EĞİTİM
MEB’in HAYMATLOSLARI
GAZETEKAMU / ÖZEL HABER
Ak Parti’nin iktidara geldiği gün valizini toplayan ve ne zaman beni görevden alırlar diyen bürokratlar geçmişi saymazsak iktidar zamanında 12. yılına bastı. Kendileri bile bu kadar uzun süre görevde kalacaklarına inanamamışlardı. Her iktidar döneminde “hükümet kurulsa da bizim de partimiz belli olsa” diyen bu bürokratlar, en uzun soluklu yolculuğu şu anki hükümet zamanında yaptılar. Diledikleri gibi keyif çattılar. Eğitime ve okula ne kattıkları konusuna girmeye gerek yok sanırım.

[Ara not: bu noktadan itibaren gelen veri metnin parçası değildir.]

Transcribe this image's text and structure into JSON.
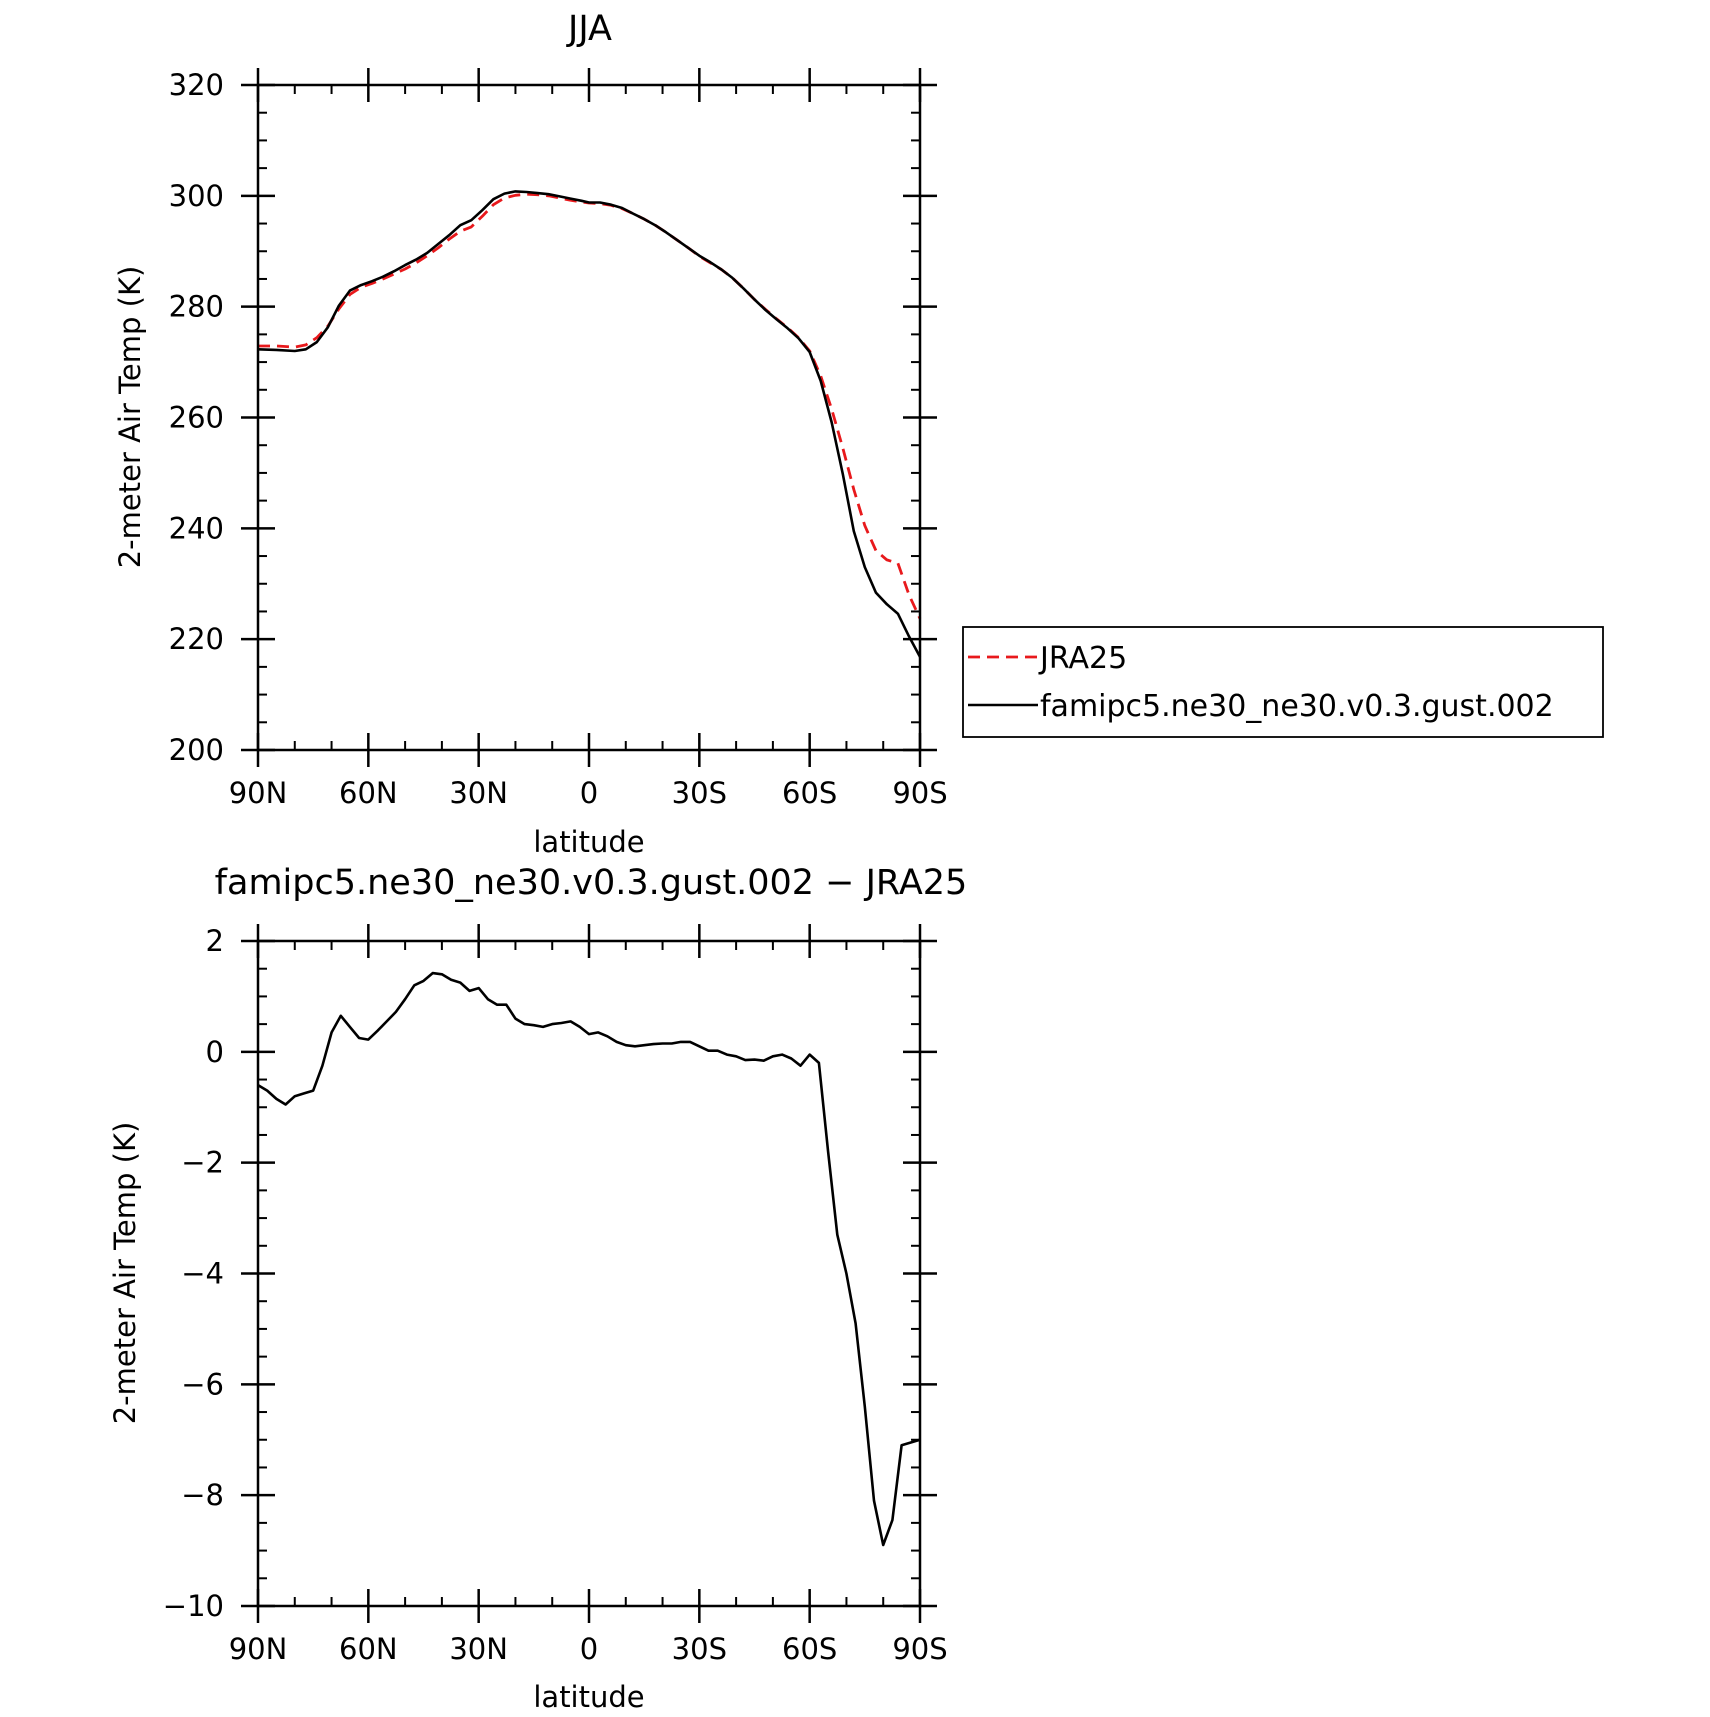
{
  "chart_data": [
    {
      "type": "line",
      "title": "JJA",
      "xlabel": "latitude",
      "ylabel": "2-meter Air Temp (K)",
      "xlim": [
        90,
        -90
      ],
      "ylim": [
        200,
        320
      ],
      "x_ticks": [
        90,
        60,
        30,
        0,
        -30,
        -60,
        -90
      ],
      "x_tick_labels": [
        "90N",
        "60N",
        "30N",
        "0",
        "30S",
        "60S",
        "90S"
      ],
      "y_ticks": [
        200,
        220,
        240,
        260,
        280,
        300,
        320
      ],
      "y_tick_labels": [
        "200",
        "220",
        "240",
        "260",
        "280",
        "300",
        "320"
      ],
      "legend": "right",
      "series": [
        {
          "name": "JRA25",
          "color": "#e8191c",
          "dash": "dashed",
          "x": [
            90,
            85,
            80,
            77,
            74,
            71,
            68,
            65,
            62,
            59,
            56,
            53,
            50,
            47,
            44,
            41,
            38,
            35,
            32,
            29,
            26,
            23,
            20,
            17,
            14,
            11,
            8,
            5,
            2,
            0,
            -3,
            -6,
            -9,
            -12,
            -15,
            -18,
            -21,
            -24,
            -27,
            -30,
            -33,
            -36,
            -39,
            -42,
            -45,
            -48,
            -51,
            -54,
            -57,
            -60,
            -63,
            -66,
            -69,
            -72,
            -75,
            -78,
            -81,
            -84,
            -87,
            -90
          ],
          "values": [
            272.9,
            272.9,
            272.7,
            273.1,
            274.4,
            276.5,
            279.6,
            282.2,
            283.5,
            284.2,
            285.0,
            285.9,
            286.8,
            287.9,
            289.2,
            290.6,
            292.2,
            293.6,
            294.4,
            296.3,
            298.4,
            299.6,
            300.1,
            300.3,
            300.2,
            300.0,
            299.6,
            299.2,
            298.9,
            298.7,
            298.6,
            298.3,
            297.7,
            296.8,
            295.8,
            294.7,
            293.4,
            292.0,
            290.6,
            289.1,
            287.9,
            286.7,
            285.2,
            283.3,
            281.3,
            279.5,
            277.8,
            276.2,
            274.4,
            272.0,
            267.5,
            261.5,
            254.5,
            247.0,
            240.5,
            236.0,
            234.3,
            233.7,
            228.0,
            223.7
          ]
        },
        {
          "name": "famipc5.ne30_ne30.v0.3.gust.002",
          "color": "#000000",
          "dash": "solid",
          "x": [
            90,
            85,
            80,
            77,
            74,
            71,
            68,
            65,
            62,
            59,
            56,
            53,
            50,
            47,
            44,
            41,
            38,
            35,
            32,
            29,
            26,
            23,
            20,
            17,
            14,
            11,
            8,
            5,
            2,
            0,
            -3,
            -6,
            -9,
            -12,
            -15,
            -18,
            -21,
            -24,
            -27,
            -30,
            -33,
            -36,
            -39,
            -42,
            -45,
            -48,
            -51,
            -54,
            -57,
            -60,
            -63,
            -66,
            -69,
            -72,
            -75,
            -78,
            -81,
            -84,
            -87,
            -90
          ],
          "values": [
            272.3,
            272.2,
            272.0,
            272.3,
            273.6,
            276.3,
            280.2,
            282.9,
            283.9,
            284.6,
            285.4,
            286.4,
            287.5,
            288.5,
            289.7,
            291.3,
            292.9,
            294.7,
            295.6,
            297.4,
            299.4,
            300.4,
            300.8,
            300.7,
            300.5,
            300.3,
            299.9,
            299.5,
            299.1,
            298.8,
            298.8,
            298.4,
            297.8,
            296.8,
            295.8,
            294.7,
            293.4,
            292.0,
            290.6,
            289.2,
            288.0,
            286.7,
            285.2,
            283.3,
            281.3,
            279.4,
            277.7,
            276.1,
            274.3,
            271.8,
            266.6,
            259.1,
            249.8,
            239.5,
            233.0,
            228.4,
            226.3,
            224.6,
            220.5,
            216.8
          ]
        }
      ]
    },
    {
      "type": "line",
      "title": "famipc5.ne30_ne30.v0.3.gust.002 − JRA25",
      "xlabel": "latitude",
      "ylabel": "2-meter Air Temp (K)",
      "xlim": [
        90,
        -90
      ],
      "ylim": [
        -10,
        2
      ],
      "x_ticks": [
        90,
        60,
        30,
        0,
        -30,
        -60,
        -90
      ],
      "x_tick_labels": [
        "90N",
        "60N",
        "30N",
        "0",
        "30S",
        "60S",
        "90S"
      ],
      "y_ticks": [
        -10,
        -8,
        -6,
        -4,
        -2,
        0,
        2
      ],
      "y_tick_labels": [
        "−10",
        "−8",
        "−6",
        "−4",
        "−2",
        "0",
        "2"
      ],
      "series": [
        {
          "color": "#000000",
          "dash": "solid",
          "x": [
            90,
            87.5,
            85,
            82.5,
            80,
            77.5,
            75,
            72.5,
            70,
            67.5,
            65,
            62.5,
            60,
            57.5,
            55,
            52.5,
            50,
            47.5,
            45,
            42.5,
            40,
            37.5,
            35,
            32.5,
            30,
            27.5,
            25,
            22.5,
            20,
            17.5,
            15,
            12.5,
            10,
            7.5,
            5,
            2.5,
            0,
            -2.5,
            -5,
            -7.5,
            -10,
            -12.5,
            -15,
            -17.5,
            -20,
            -22.5,
            -25,
            -27.5,
            -30,
            -32.5,
            -35,
            -37.5,
            -40,
            -42.5,
            -45,
            -47.5,
            -50,
            -52.5,
            -55,
            -57.5,
            -60,
            -62.5,
            -65,
            -67.5,
            -70,
            -72.5,
            -75,
            -77.5,
            -80,
            -82.5,
            -85,
            -87.5,
            -90
          ],
          "values": [
            -0.6,
            -0.7,
            -0.85,
            -0.95,
            -0.8,
            -0.75,
            -0.7,
            -0.25,
            0.35,
            0.65,
            0.45,
            0.25,
            0.22,
            0.38,
            0.55,
            0.72,
            0.95,
            1.2,
            1.28,
            1.42,
            1.4,
            1.3,
            1.25,
            1.1,
            1.15,
            0.95,
            0.85,
            0.85,
            0.6,
            0.5,
            0.48,
            0.45,
            0.5,
            0.52,
            0.55,
            0.45,
            0.32,
            0.35,
            0.28,
            0.18,
            0.12,
            0.1,
            0.12,
            0.14,
            0.15,
            0.15,
            0.18,
            0.18,
            0.1,
            0.02,
            0.02,
            -0.05,
            -0.08,
            -0.15,
            -0.14,
            -0.16,
            -0.08,
            -0.05,
            -0.12,
            -0.25,
            -0.05,
            -0.2,
            -1.8,
            -3.3,
            -4.0,
            -4.9,
            -6.4,
            -8.1,
            -8.9,
            -8.45,
            -7.1,
            -7.05,
            -7.0
          ]
        }
      ]
    }
  ]
}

“Bu adamın genel müdürlük yaptığı yerde ben müsteşarlık yaparım. Bu adamın İl müdürlüğü yaptığı yerde ben genel müdürlük yaparım. Bu adamın ilçe müdürlüğü yaptığı yerde ben il müdürlüğü yaparım. Bu sözlerimde samimiyim. Şaka yapmıyorum her türlü bahse girerim” cümlelerini duymayanımız yoktur sanırım. Öğretmene ilk görüşte bu özgüveni kazandıran bürokratların çokluğu ile bilinen Milli Eğitim Bakanlığı, hükümetin 12. yılında bürokratik açıdan mevcut durumunu gözden geçirmeye karar verdi.
Bir iktidar kendi sancısını yaşayan bürokratları yakaladığında mesafe alır. Eğer bunu başaramazsa başkasının bürokratlarının ayak oyunları karşısındaki aczi yetini sloganlaştırarak bürokratik oligarşiyi ya da bürokratik barikatı bahane ederek şikayetlenir durur.

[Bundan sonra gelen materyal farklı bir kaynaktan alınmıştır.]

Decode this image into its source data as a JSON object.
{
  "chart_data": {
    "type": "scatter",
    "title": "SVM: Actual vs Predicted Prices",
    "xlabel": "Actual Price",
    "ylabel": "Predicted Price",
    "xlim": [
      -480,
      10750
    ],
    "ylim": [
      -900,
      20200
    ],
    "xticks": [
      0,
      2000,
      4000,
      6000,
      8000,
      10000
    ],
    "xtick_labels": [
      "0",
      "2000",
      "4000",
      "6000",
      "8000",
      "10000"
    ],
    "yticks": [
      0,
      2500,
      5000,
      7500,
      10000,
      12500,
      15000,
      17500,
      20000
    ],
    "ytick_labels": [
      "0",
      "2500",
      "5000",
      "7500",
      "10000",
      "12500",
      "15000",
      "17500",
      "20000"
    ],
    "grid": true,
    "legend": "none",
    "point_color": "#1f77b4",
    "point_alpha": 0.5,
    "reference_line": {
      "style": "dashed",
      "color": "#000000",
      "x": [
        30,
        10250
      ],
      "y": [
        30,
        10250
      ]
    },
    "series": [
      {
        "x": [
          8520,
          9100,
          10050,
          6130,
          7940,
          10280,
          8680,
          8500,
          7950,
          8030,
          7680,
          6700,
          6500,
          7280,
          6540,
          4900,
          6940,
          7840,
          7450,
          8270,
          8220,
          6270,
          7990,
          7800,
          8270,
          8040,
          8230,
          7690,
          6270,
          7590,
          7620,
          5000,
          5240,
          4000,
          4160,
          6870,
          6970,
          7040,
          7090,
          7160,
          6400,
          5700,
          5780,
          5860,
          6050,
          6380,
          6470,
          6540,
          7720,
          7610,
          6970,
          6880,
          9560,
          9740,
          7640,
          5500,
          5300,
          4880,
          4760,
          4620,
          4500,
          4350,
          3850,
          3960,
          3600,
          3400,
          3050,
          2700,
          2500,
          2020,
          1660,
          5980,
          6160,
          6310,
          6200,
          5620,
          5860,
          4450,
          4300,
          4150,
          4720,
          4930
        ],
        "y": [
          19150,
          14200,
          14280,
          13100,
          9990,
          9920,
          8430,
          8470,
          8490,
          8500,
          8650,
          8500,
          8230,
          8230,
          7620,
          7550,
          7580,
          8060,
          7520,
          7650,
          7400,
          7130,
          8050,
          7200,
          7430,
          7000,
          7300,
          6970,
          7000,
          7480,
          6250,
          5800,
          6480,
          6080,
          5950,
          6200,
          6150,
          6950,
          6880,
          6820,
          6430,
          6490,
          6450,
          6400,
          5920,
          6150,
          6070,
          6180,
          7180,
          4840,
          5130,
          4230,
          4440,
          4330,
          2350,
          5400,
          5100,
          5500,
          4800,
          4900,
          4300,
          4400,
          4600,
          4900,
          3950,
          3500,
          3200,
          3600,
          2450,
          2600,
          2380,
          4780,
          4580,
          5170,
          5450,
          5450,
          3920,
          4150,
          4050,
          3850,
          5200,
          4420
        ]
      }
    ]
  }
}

Ne başkasına ait bürokratlar ne de hiç bir yere ait olmayan ya da her yere ait olan haymatloslarla mesafe alınamayacağını anlamak için 12 yıl geçirmeye gerek yoktu. Gezi olaylarında ve benzeri kalkışmalarda okulları politize eden öğretmenlere çanak tutan müdürler ve onlara; “görmedim-duymadım-bilmiyorum” tavrı içerisinde olan üst yöneticiler; bu hallerini CHP, MHP ya da her hangi bir partinin iktidarı zamanında sergileyebilirler miydi? Bu soruya ‘evet sergileyebilirlerdi’ diye cevap verebilen varsa peşinen devamında ne olacağını da söylemelidirler.

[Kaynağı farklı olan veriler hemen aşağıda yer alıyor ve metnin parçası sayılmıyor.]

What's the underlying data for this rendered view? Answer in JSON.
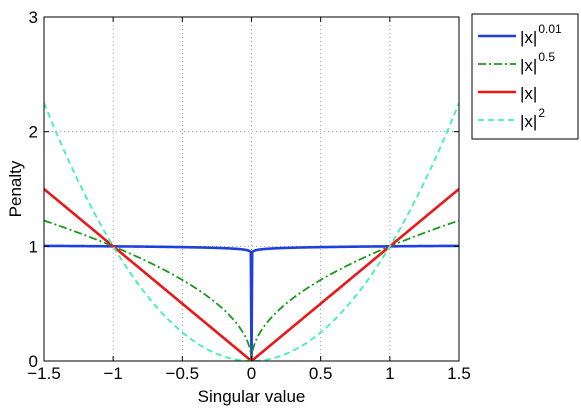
{
  "chart_data": {
    "type": "line",
    "title": "",
    "xlabel": "Singular value",
    "ylabel": "Penalty",
    "xlim": [
      -1.5,
      1.5
    ],
    "ylim": [
      0,
      3
    ],
    "xticks": [
      "-1.5",
      "-1",
      "-0.5",
      "0",
      "0.5",
      "1",
      "1.5"
    ],
    "yticks": [
      "0",
      "1",
      "2",
      "3"
    ],
    "grid": true,
    "legend_position": "outside-top-right",
    "series": [
      {
        "name": "|x|",
        "exponent": "0.01",
        "color": "#1f3fe0",
        "style": "solid",
        "p": 0.01
      },
      {
        "name": "|x|",
        "exponent": "0.5",
        "color": "#1a9a1a",
        "style": "dashdot",
        "p": 0.5
      },
      {
        "name": "|x|",
        "exponent": "",
        "color": "#e81818",
        "style": "solid",
        "p": 1
      },
      {
        "name": "|x|",
        "exponent": "2",
        "color": "#3cf2b4",
        "style": "dashed",
        "p": 2
      }
    ],
    "x": [
      -1.5,
      -1.25,
      -1.0,
      -0.75,
      -0.5,
      -0.25,
      -0.1,
      -0.04,
      0.0,
      0.04,
      0.1,
      0.25,
      0.5,
      0.75,
      1.0,
      1.25,
      1.5
    ],
    "values": {
      "p0.01": [
        1.04,
        1.03,
        1.0,
        0.99,
        0.97,
        0.92,
        0.86,
        0.74,
        0.0,
        0.74,
        0.86,
        0.92,
        0.97,
        0.99,
        1.0,
        1.03,
        1.04
      ],
      "p0.5": [
        1.22,
        1.12,
        1.0,
        0.87,
        0.71,
        0.5,
        0.32,
        0.2,
        0.0,
        0.2,
        0.32,
        0.5,
        0.71,
        0.87,
        1.0,
        1.12,
        1.22
      ],
      "p1": [
        1.5,
        1.25,
        1.0,
        0.75,
        0.5,
        0.25,
        0.1,
        0.04,
        0.0,
        0.04,
        0.1,
        0.25,
        0.5,
        0.75,
        1.0,
        1.25,
        1.5
      ],
      "p2": [
        2.25,
        1.56,
        1.0,
        0.56,
        0.25,
        0.06,
        0.01,
        0.0,
        0.0,
        0.0,
        0.01,
        0.06,
        0.25,
        0.56,
        1.0,
        1.56,
        2.25
      ]
    }
  }
}
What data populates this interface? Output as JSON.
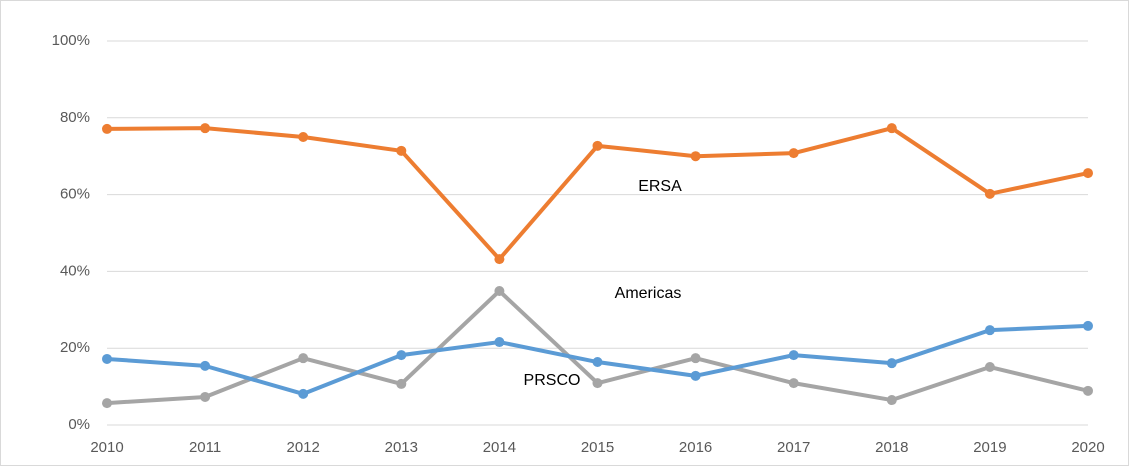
{
  "chart_data": {
    "type": "line",
    "categories": [
      "2010",
      "2011",
      "2012",
      "2013",
      "2014",
      "2015",
      "2016",
      "2017",
      "2018",
      "2019",
      "2020"
    ],
    "series": [
      {
        "name": "ERSA",
        "color": "#ed7d31",
        "values": [
          77.1,
          77.3,
          75,
          71.4,
          43.2,
          72.7,
          70,
          70.8,
          77.3,
          60.2,
          65.6
        ]
      },
      {
        "name": "Americas",
        "color": "#a5a5a5",
        "values": [
          5.7,
          7.3,
          17.4,
          10.7,
          34.9,
          10.9,
          17.4,
          10.9,
          6.5,
          15.1,
          8.9
        ]
      },
      {
        "name": "PRSCO",
        "color": "#5b9bd5",
        "values": [
          17.2,
          15.4,
          8.1,
          18.2,
          21.6,
          16.4,
          12.8,
          18.2,
          16.1,
          24.7,
          25.8
        ]
      }
    ],
    "ylim": [
      0,
      100
    ],
    "yticks": [
      {
        "value": 0,
        "label": "0%"
      },
      {
        "value": 20,
        "label": "20%"
      },
      {
        "value": 40,
        "label": "40%"
      },
      {
        "value": 60,
        "label": "60%"
      },
      {
        "value": 80,
        "label": "80%"
      },
      {
        "value": 100,
        "label": "100%"
      }
    ],
    "grid": true
  }
}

Milli Eğitim Bakanlığı ilk yapacağı şeyi 12 yıl sonra yapmak zorunda kaldı anlaşılan. Zorunda kaldı diyorum çünkü bir arpa boyu yol alınamayan ya da eğitim açısından rutini tekrar eden o kadar yerleşim birimi var ki. Haymatloslar ya da “Bu seçimde geliyoruz gardaş” diyenler sadece Hindistan’daki gibi yola yattılar. Mevcut mevzuatları kutsallaştıran ve akşam sabah mevzuat okuyanlar, ne halkı, ne okulu, ne öğrenciyi ne de öğretmeni okuyabildiler.
Milli Eğitim Bakanlığı’nda okul müdürleri rotasyonu sonrası konuşulan “ Adam hiçbir şey yapmamış, biz de dışardan bakınca bu adamların da işi hakikaten zor diye düşünüyorduk. Bunlar kıymeti kendinden makul kişiler. Ne yapılıyorsa sınıflarda öğretmenlerce yapılıyor. Gördüğüm tabloyu anlatsam hayret edersin!” tarzı cümleler duyulmaya başlandı. Bu günlerde kendini vazgeçilmez sanan birçok bürokrattan vazgeçiliyor.
Nereye gideceğini bilmeyen gemiye hiçbir rüzgârın yardım edemeyeceği anlaşılmış olacak ki; Milli Eğitim’de haymatloslar dönemi kapanıyor.